My goal: provide training, resources, and support to any teacher, anywhere.

Part III: Unification/Transformation

What was one of your greatest obstacles?

We quickly realized that our biggest challenge was to create a standardized teacher coaching program that could both work anywhere and be human-centered enough to customize for local culture, language, and customs.  

For example, we set a goal of providing access to teacher support for all schools, including those off-the-grid or in “last mile” locations.  I remember visiting a partner school in Tanzania.  One of the lead teachers had been in the TeachUNITED program for a little under two years.  He had embraced the challenge of limiting his lectures and increasing student group work.  This teacher practiced a blended learning station-rotation model, and I watched in awe, knowing that this school had no internet, electricity, or running water.  He was designing lessons that were engaging with a tablet and offline server powered by solar panels.  It was amazing, and exactly what we had envisioned.

That afternoon, I joined one of his students at her home. It was a two hour walk from the school, but she was thrilled to join us in the car that day.  Nimbris told me how much she enjoyed the new lessons, including group work and using technology.

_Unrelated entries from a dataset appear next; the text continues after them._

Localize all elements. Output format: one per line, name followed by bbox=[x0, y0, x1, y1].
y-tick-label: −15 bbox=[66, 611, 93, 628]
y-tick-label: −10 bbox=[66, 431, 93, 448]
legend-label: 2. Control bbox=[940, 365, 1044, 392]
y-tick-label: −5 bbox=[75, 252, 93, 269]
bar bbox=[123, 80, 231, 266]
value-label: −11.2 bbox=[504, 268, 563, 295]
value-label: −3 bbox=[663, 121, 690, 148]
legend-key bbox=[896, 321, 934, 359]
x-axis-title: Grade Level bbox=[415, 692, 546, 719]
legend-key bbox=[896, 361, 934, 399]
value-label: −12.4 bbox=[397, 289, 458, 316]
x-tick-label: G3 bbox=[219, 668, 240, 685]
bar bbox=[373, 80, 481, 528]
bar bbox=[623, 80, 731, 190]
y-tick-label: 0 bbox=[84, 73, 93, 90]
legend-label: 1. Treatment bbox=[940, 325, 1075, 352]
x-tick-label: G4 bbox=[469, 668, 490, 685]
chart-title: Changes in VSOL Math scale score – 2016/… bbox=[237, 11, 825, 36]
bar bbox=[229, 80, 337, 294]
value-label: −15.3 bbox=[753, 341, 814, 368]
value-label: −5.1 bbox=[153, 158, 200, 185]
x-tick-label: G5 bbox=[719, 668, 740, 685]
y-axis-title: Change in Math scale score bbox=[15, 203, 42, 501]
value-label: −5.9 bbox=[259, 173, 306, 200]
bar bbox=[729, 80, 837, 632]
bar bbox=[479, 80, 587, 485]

Her home was a small boma made of mud, sticks, and fire ash, and she completed her homework using a single solar lamp.  Like her teacher, I was in awe of Nimbris’ perseverance.  She casually mentioned that most girls in her village would get married and have babies soon (she was 15).  But she wanted to become a nurse.  Around dusk, we were wrapping up our visit, and she remembered that she had to round up the goats into their pen.  The reason — the lions would be coming by soon.  

I’m sorry… the what?!?!?!

Share one of your greatest triumphs and most memorable defeat and how you prevailed.

I looked around, admittedly a bit nervous, and realized that there were still kids walking home from school (remember – two hours).

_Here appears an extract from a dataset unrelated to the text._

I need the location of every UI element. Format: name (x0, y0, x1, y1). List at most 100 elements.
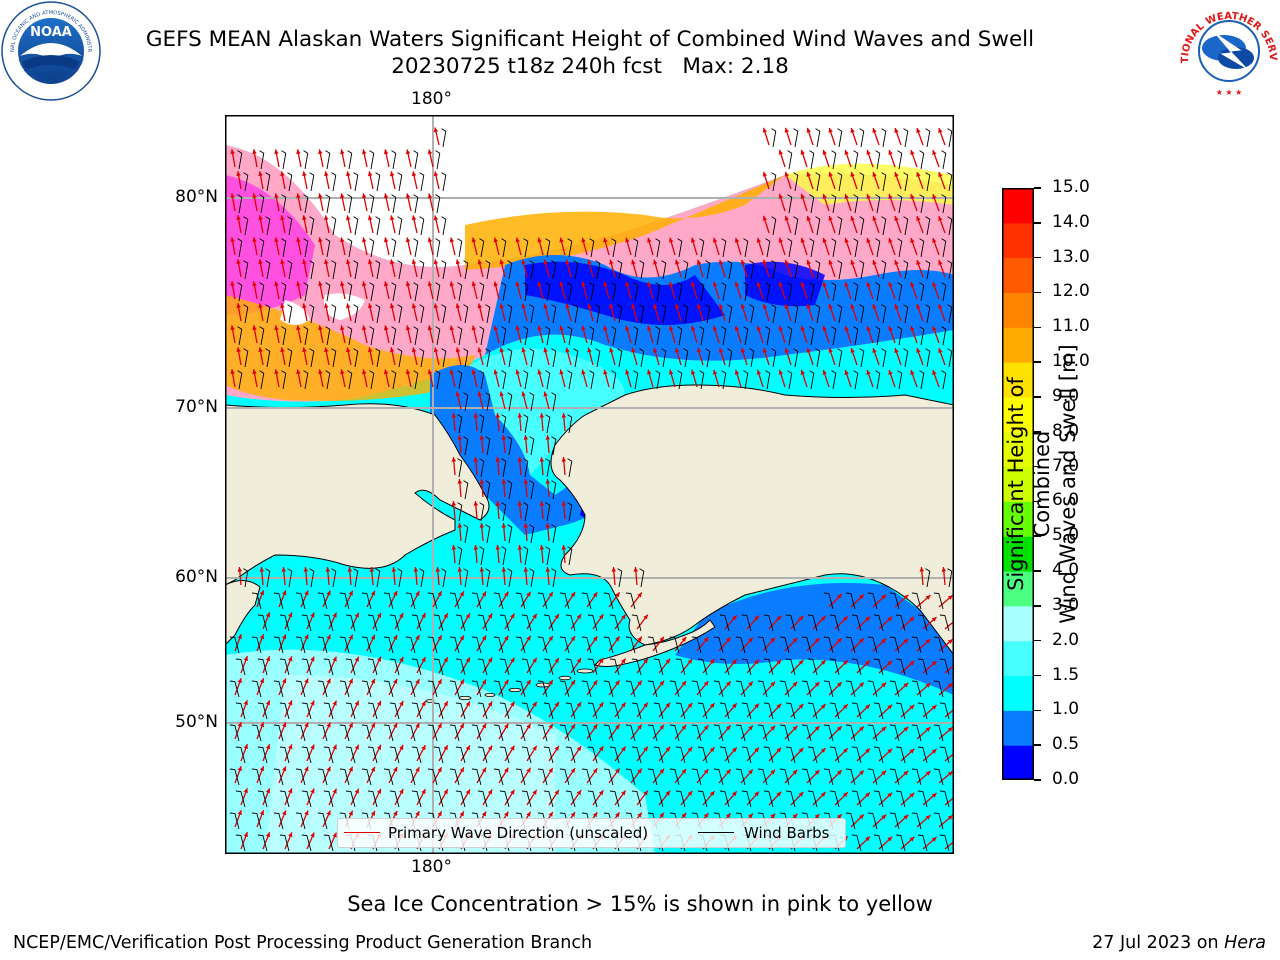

Was I crazy for thinking a teacher training program could really have an impact when kids have to think about getting their chores done before the lions come by?!  

OR was there an opportunity to make systemic changes that gave girls like Nimbris an opportunity to dream bigger?  

I looked from Nimbris to my own 15-year-old daughter who had joined me on the trip.  I wasn’t just the Executive Director of an NGO.  I was a mom.  That moment was a turning point for me and the value I placed on creating an equitable education system.  

Part IV: Road Back/Hero’s Return

What was one of your most significant transformations? (For the people you are serving and in community with, but also your own.)

Our team dove right in with a focus on rural communities where the resource gap and teaching crisis is most acute.  Over the last three and a half years, small local teams were hired and our teacher coaching program was fully launched.  We meticulously reviewed student and teacher academic data and engagement results.  The first few times our research team reviewed our student outcome data, we actually thought there must be a mistake.  Schools were jumping in district rankings and girls were graduating at twice the rates as previous years.  Could teachers really embrace instructional coaching this much?  Could kids really make this much growth in just 1-2 years?   Short answer: yes.  Our schools were crushing it.

Just three years later, we went from 7 pilot sites to more than 60 partner schools; we coach over 200 teachers, and reach more than 18,500 children.  Our new goal: Reach a half million children in support of United Nations’ Sustainable Development Goal #4: Quality Education.  At TeachUNITED, we know changing the world for children means supporting every teacher, everywhere.

And that’s exactly what we intend to do.